General Fund net revenues for September totaled $758 million, representing an increase of $50.3 million, or 7.1 percent, year-over-year, but $17.4 million below estimates, Treasury Secretary Juan Zaragoza-Gómez said Thursday upon revealing the results.

Total revenue for the first quarter of fiscal year 2015-16 reached $1.9 billion, which is $161.9 million, or 9.1 percent, more than the revenues for the first quarter of the previous year. Revenue for the first quarter exceeded estimates for the same period of the previous year by $18.8 million.

“During each of the first three months of this fiscal year, monthly revenues surpassed the collections for the same month of the previous year,” he said, noting first quarter revenue were in line with estimates, “despite the challenges posed by the commonwealth’s fragile fiscal situation.”

Additionally, he noted that this is the second year in the past six years in which first quarter revenues exceeded estimates.

Sales and Use Tax (SUT) collections for September were $177.8 million, approximately $62.1 million over collections for the same month last year. For the first quarter of fiscal year 2015-16, accrued SUT revenues totaled $523 million, which represents a $185.1 million, or 54.8 percent, increase in collections compared to the same period of the previous year.

This increase in SUT collections can be attributed to the tax rate increase from 7 percent to 11.5 percent. Of the amount collected during the quarter, $352.9 million were allocated to the Puerto Rico Sales Tax Financing Corp. (known as COFINA) for debt service of its bonds.

This is $15 million, or 4 percent, more than what COFINA received in the same quarter of last year. The General Fund received an additional $170.1 million, reflecting the 4.5 percent tax rate increase.

As for the performance of the main revenue categories in September, corporate taxes registered both upward and downward changes. In September, one of the payments of estimated taxes from corporations operating on a calendar year basis was due.

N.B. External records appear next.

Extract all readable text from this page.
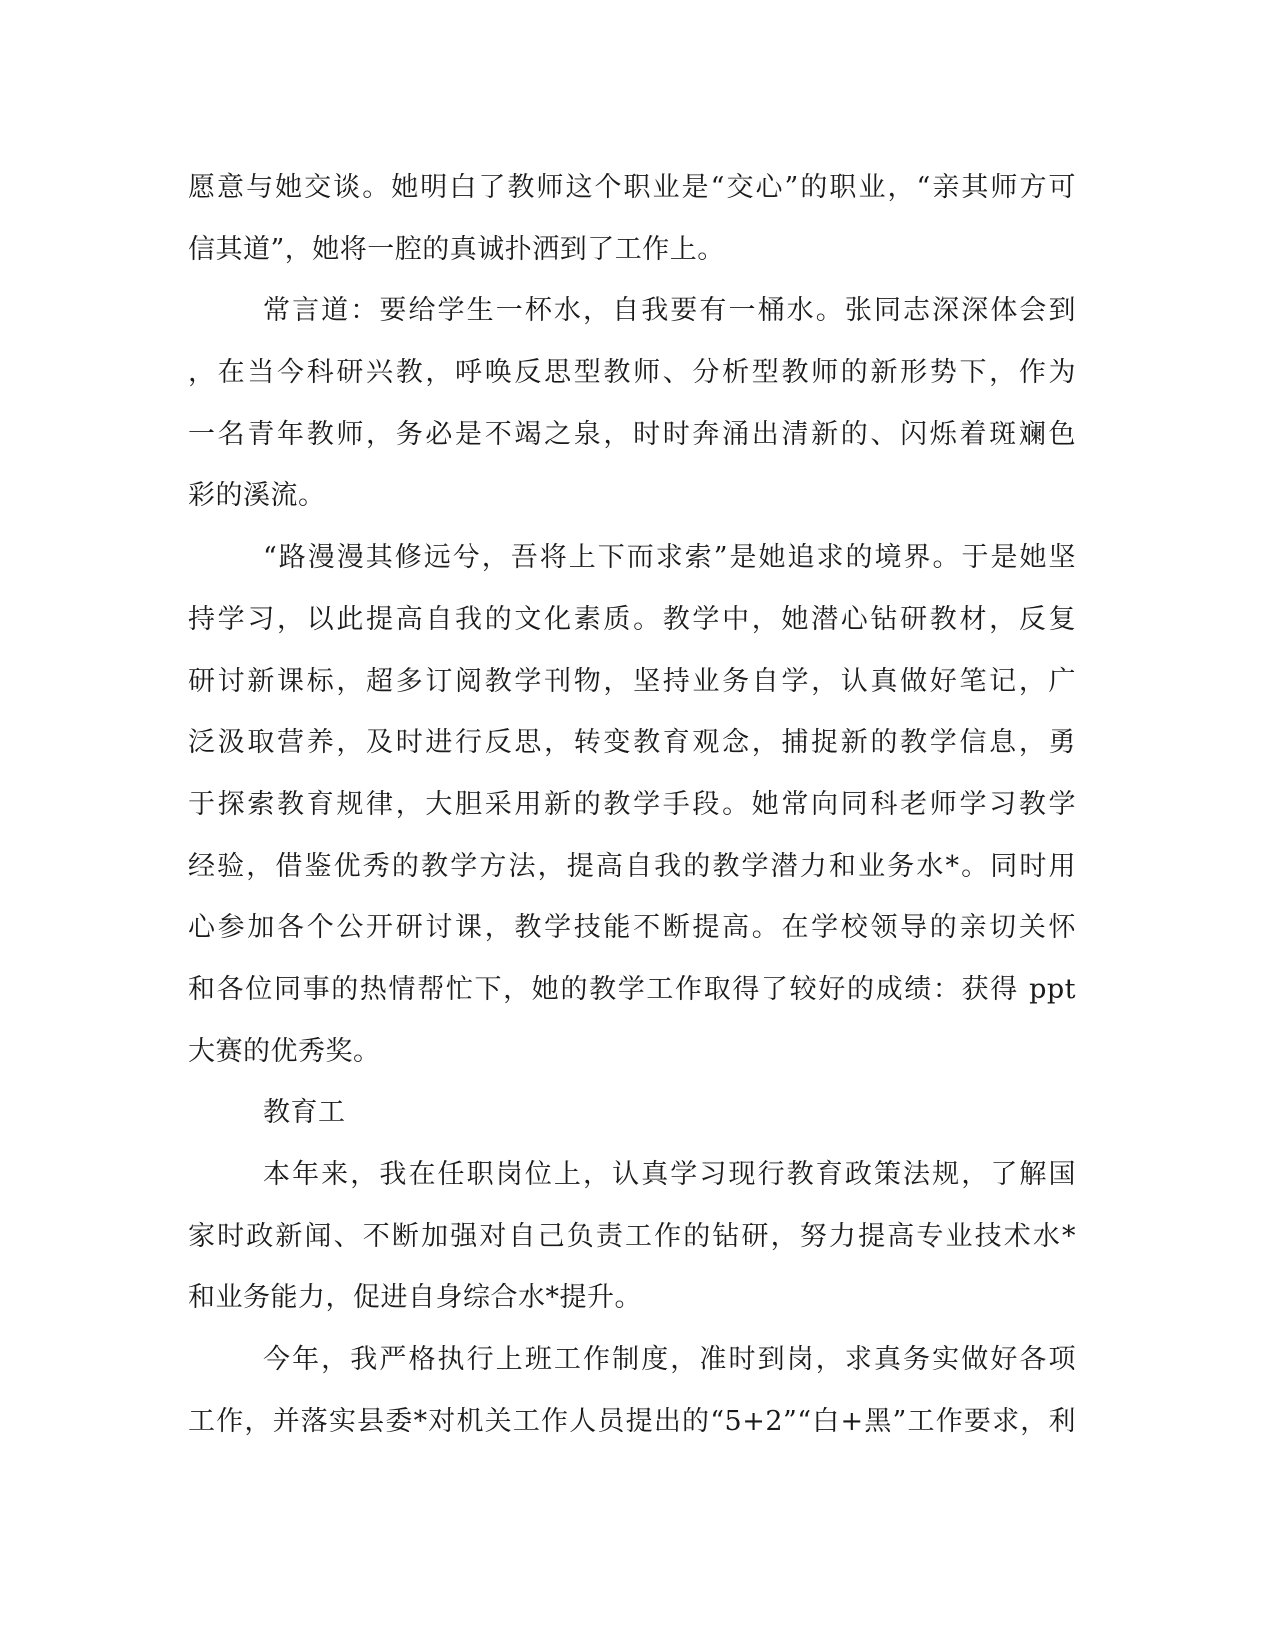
愿意与她交谈。她明白了教师这个职业是“交心”的职业，“亲其师方可
信其道”，她将一腔的真诚扑洒到了工作上。
常言道：要给学生一杯水，自我要有一桶水。张同志深深体会到
，在当今科研兴教，呼唤反思型教师、分析型教师的新形势下，作为
一名青年教师，务必是不竭之泉，时时奔涌出清新的、闪烁着斑斓色
彩的溪流。
“路漫漫其修远兮，吾将上下而求索”是她追求的境界。于是她坚
持学习，以此提高自我的文化素质。教学中，她潜心钻研教材，反复
研讨新课标，超多订阅教学刊物，坚持业务自学，认真做好笔记，广
泛汲取营养，及时进行反思，转变教育观念，捕捉新的教学信息，勇
于探索教育规律，大胆采用新的教学手段。她常向同科老师学习教学
经验，借鉴优秀的教学方法，提高自我的教学潜力和业务水*。同时用
心参加各个公开研讨课，教学技能不断提高。在学校领导的亲切关怀
和各位同事的热情帮忙下，她的教学工作取得了较好的成绩：获得 ppt
大赛的优秀奖。
教育工
本年来，我在任职岗位上，认真学习现行教育政策法规，了解国
家时政新闻、不断加强对自己负责工作的钻研，努力提高专业技术水*
和业务能力，促进自身综合水*提升。
今年，我严格执行上班工作制度，准时到岗，求真务实做好各项
工作，并落实县委*对机关工作人员提出的“5+2”“白+黑”工作要求，利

Corporate income taxes were the primary revenue driver for the month with $208.2 million in collections, which is approximately $17.1 million less than collections for the same month of the previous year. This reduction is attributed to the fact that payments for the previous year included collections from the gross receipts tax, which was eliminated for subsequent tax years. However, an additional $23.3 million was collected for the nonresident withholdings item. This tax includes patent use royalties paid in manufacturing.

Foreign excise tax collections for the month totaled $114.1 million, representing a $25.3 million decrease from the same month the previous year. This was mainly due to the reduction in sales experienced by a company because of lack of available inventory. These sales are expected to recover in the coming months, he said.

Consumption excise taxes showed drops for a number of reasons. In September, alcoholic beverage taxes registered a $6.7 million reduction, resulting in a decrease of $1 million for the quarter. Motor vehicle excise taxes showed a reduction of $8.1 million for the month, which can mainly be attributed to the fact that several companies have claimed tax credits and registered reduced sales. Cigarette excise tax net revenues totaled $11.7 million in September. In addition, $30 million were received from the Electronic Lottery.